I would live or die depending on whether or not Else Gebhardt took exception to their relatively harmless act of breaking and entering. If she filed a complaint, then there'd be the devil to pay down at Seattle P.D. And the responsibility would fall squarely where it belonged-on me.

A man came walking up to us. He was tall, stoop-shouldered, wearing glasses and a trench coat. "I'm John Miller," he said, offering his hand. "June's taken that poor young man and gone inside to make cocoa. She wanted me to ask you inside. It's cold and wet out here."

My mother reserved her highest criticism for those she considered too stupid to live. They were always the ones who were "too dumb to come in out of the rain." Which is exactly how stupid her middle-aged son was being right then.

The words John Miller used-"cold and wet"-amounted to gross understatement. A gusting wind drove splinters of icy raindrops into our faces and clothing. And there I stood in the Gebhardts' driveway on Culpeper Court with nothing at all on over my soaking sports jacket. I had failed to notice that I was wet to the skin and shivering.

With John Miller leading the way, we migrated across the street to a house with evidence of recent construction and relandscaping. We entered by walking past what architects are fond of calling a "water feature." The babble of running water burbling noisily over river rocks may sound wonderful on a hot summer's afternoon, but on a cold, wet winter's evening, it only made me that much colder.

Inside the house, John introduced Sue and me to a grizzled, lop-eared black-and-white terrier named Barney. The dog eased over against Sue to demand some attention and petting while John offered me a stack of towels and led me to a bathroom that was fully stocked with a six-year-old's complement of rubber toys.

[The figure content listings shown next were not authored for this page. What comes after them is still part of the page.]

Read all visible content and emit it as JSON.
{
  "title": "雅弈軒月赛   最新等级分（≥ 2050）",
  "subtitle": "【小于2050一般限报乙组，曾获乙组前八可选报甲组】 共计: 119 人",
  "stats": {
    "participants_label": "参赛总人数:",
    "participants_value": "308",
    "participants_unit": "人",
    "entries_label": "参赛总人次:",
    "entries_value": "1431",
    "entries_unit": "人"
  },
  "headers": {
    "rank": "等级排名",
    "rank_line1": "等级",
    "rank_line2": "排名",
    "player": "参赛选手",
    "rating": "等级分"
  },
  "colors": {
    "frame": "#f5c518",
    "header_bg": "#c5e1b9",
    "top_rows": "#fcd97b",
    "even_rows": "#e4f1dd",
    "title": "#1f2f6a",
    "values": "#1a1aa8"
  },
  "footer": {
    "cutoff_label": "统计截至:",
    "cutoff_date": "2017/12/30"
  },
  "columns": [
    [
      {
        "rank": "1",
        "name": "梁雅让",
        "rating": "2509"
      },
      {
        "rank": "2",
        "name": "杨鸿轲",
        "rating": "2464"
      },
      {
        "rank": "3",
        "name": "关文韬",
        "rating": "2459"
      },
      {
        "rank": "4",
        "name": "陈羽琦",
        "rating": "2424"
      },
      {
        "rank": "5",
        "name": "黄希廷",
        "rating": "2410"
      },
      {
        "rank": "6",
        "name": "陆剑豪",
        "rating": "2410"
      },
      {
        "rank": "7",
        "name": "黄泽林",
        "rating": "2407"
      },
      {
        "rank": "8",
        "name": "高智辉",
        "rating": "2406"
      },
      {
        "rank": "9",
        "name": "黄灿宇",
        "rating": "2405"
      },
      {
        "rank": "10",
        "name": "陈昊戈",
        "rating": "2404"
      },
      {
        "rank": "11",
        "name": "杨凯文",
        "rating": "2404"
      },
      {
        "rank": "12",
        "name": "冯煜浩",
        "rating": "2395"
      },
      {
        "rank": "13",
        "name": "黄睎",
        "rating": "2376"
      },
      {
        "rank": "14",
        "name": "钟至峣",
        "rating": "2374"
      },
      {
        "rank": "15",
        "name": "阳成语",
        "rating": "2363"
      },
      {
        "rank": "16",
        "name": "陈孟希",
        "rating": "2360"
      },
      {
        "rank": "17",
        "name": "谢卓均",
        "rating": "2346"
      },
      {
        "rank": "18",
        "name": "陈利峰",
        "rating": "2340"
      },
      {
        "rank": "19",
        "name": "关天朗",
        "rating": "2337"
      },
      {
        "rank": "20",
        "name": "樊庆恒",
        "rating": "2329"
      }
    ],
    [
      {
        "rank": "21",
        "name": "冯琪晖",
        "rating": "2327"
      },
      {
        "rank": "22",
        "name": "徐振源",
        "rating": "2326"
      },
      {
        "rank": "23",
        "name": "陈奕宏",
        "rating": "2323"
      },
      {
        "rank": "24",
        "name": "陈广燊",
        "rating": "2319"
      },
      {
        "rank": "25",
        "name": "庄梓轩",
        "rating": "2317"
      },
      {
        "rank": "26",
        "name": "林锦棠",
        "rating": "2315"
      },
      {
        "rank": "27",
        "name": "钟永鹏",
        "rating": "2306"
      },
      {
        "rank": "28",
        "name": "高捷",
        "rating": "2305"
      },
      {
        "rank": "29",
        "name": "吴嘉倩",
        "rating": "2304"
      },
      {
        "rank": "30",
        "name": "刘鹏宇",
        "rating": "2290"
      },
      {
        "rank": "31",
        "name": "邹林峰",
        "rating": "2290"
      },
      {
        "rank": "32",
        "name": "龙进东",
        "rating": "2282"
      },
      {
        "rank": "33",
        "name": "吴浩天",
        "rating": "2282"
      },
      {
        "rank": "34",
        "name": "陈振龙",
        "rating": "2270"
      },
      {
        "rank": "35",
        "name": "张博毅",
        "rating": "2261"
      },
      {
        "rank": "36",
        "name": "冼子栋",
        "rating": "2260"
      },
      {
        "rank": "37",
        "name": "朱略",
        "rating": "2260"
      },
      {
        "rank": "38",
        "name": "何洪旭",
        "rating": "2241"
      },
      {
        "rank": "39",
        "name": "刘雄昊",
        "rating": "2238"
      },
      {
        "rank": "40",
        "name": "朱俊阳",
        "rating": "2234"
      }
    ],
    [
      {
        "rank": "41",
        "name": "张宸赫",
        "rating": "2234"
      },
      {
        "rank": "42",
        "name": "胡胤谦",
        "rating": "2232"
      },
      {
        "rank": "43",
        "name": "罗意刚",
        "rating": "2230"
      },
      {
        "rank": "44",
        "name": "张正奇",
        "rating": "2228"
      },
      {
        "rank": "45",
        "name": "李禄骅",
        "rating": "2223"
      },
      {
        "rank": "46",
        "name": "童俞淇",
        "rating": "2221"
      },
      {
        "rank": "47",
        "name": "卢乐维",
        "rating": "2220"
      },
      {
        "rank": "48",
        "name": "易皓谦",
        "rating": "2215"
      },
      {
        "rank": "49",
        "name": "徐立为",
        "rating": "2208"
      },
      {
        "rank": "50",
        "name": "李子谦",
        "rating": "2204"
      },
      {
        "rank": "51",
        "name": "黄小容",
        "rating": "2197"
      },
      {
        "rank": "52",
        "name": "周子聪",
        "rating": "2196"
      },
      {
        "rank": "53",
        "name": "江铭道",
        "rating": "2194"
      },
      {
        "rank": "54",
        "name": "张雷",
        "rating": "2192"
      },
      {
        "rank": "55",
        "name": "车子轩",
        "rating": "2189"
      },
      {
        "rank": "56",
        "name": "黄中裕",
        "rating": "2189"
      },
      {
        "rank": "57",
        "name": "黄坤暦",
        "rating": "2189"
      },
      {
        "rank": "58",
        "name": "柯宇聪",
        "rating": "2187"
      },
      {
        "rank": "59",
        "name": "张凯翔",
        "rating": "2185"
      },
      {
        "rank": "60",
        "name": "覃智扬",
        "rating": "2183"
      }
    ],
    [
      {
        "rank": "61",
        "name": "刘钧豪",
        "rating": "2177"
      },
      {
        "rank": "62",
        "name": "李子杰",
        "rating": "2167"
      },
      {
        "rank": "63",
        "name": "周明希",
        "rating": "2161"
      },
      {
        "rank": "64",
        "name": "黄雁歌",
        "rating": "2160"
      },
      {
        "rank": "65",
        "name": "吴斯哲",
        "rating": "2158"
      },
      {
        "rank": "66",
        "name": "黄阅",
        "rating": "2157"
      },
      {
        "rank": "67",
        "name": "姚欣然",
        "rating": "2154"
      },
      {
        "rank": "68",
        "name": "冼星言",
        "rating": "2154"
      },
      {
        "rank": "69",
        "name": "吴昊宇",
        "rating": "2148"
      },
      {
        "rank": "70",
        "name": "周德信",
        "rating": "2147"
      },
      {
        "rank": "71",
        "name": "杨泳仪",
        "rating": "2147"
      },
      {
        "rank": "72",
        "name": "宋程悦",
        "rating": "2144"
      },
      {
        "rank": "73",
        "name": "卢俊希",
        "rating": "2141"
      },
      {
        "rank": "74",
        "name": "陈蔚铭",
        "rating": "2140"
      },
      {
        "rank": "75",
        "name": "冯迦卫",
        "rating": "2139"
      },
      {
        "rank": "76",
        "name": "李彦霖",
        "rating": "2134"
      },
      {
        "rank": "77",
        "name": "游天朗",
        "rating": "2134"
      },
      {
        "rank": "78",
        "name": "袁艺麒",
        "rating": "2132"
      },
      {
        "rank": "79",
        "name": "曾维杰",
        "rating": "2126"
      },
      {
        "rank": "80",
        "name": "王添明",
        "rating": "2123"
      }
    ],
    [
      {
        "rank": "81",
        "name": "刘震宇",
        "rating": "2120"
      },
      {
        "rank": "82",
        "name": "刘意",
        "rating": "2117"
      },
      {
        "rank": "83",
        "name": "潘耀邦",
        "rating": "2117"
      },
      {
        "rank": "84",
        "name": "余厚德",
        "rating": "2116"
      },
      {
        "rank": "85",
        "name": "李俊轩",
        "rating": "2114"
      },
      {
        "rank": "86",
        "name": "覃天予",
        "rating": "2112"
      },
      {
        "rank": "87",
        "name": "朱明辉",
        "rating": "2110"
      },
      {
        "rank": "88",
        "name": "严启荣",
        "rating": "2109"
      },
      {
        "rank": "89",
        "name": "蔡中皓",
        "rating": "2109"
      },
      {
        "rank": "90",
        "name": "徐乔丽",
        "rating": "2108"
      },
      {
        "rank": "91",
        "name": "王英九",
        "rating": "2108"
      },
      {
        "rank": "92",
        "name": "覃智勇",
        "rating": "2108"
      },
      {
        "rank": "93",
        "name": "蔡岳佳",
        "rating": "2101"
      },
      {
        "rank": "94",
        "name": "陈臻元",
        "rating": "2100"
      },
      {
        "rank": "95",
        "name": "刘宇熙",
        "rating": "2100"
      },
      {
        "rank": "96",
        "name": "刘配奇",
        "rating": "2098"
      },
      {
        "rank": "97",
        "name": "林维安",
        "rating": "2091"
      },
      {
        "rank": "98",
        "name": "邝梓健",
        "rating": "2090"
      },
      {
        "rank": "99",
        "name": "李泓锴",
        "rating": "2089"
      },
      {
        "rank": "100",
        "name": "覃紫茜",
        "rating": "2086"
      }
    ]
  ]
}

After toweling myself as dry as possible, I returned to the living room to find John sitting beside the gas-burning fireplace and quizzing Sue about what it was like to be a single parent as well as a police officer. I found it intriguing that he was more interested in that than he was in the details of whatever untoward events had occurred across the street. Meantime, June had taken Michael Morris into the kitchen, where she was busily making a pot of cocoa and administering a dose of TLC to a young man very much in need of both.

I heard her telling him in a calm, soothing voice that he shouldn't worry, that everything was going to be fine. Even though I didn't agree with her-everything wasn't going to be fine-I still gave the woman credit for trying. Michael Morris was almost frantic with worry.

Like somebody else I knew, he was dealing with his own damning set of "if onlys." If only he had insisted that his mother invite Kari over to dinner; if only he had come to Blue Ridge earlier in the evening; if only; if only; if only. Ad infinitum.

I felt like telling him he didn't have a corner on the guilt market. Deeply mired in my own storm of self-recrimination, I almost missed Sue Danielson's shrewd suggestion when she broke off her polite conversation with John Miller and abruptly changed the subject back to the case at hand.

"How long ago did they clear the locks?" she asked.

"Why the hell didn't I think of that?" I demanded.

Lake Washington is big, but not big enough to hide a commercial fishing boat loaded with gold bullion disguised as a handyman's garageful of tools. Shilshole Bay, backed first by Puget Sound and by the open ocean far beyond that, is less than two miles from Fishermen's Terminal. Two miles northwest and, at low tide, twenty-seven feet lower.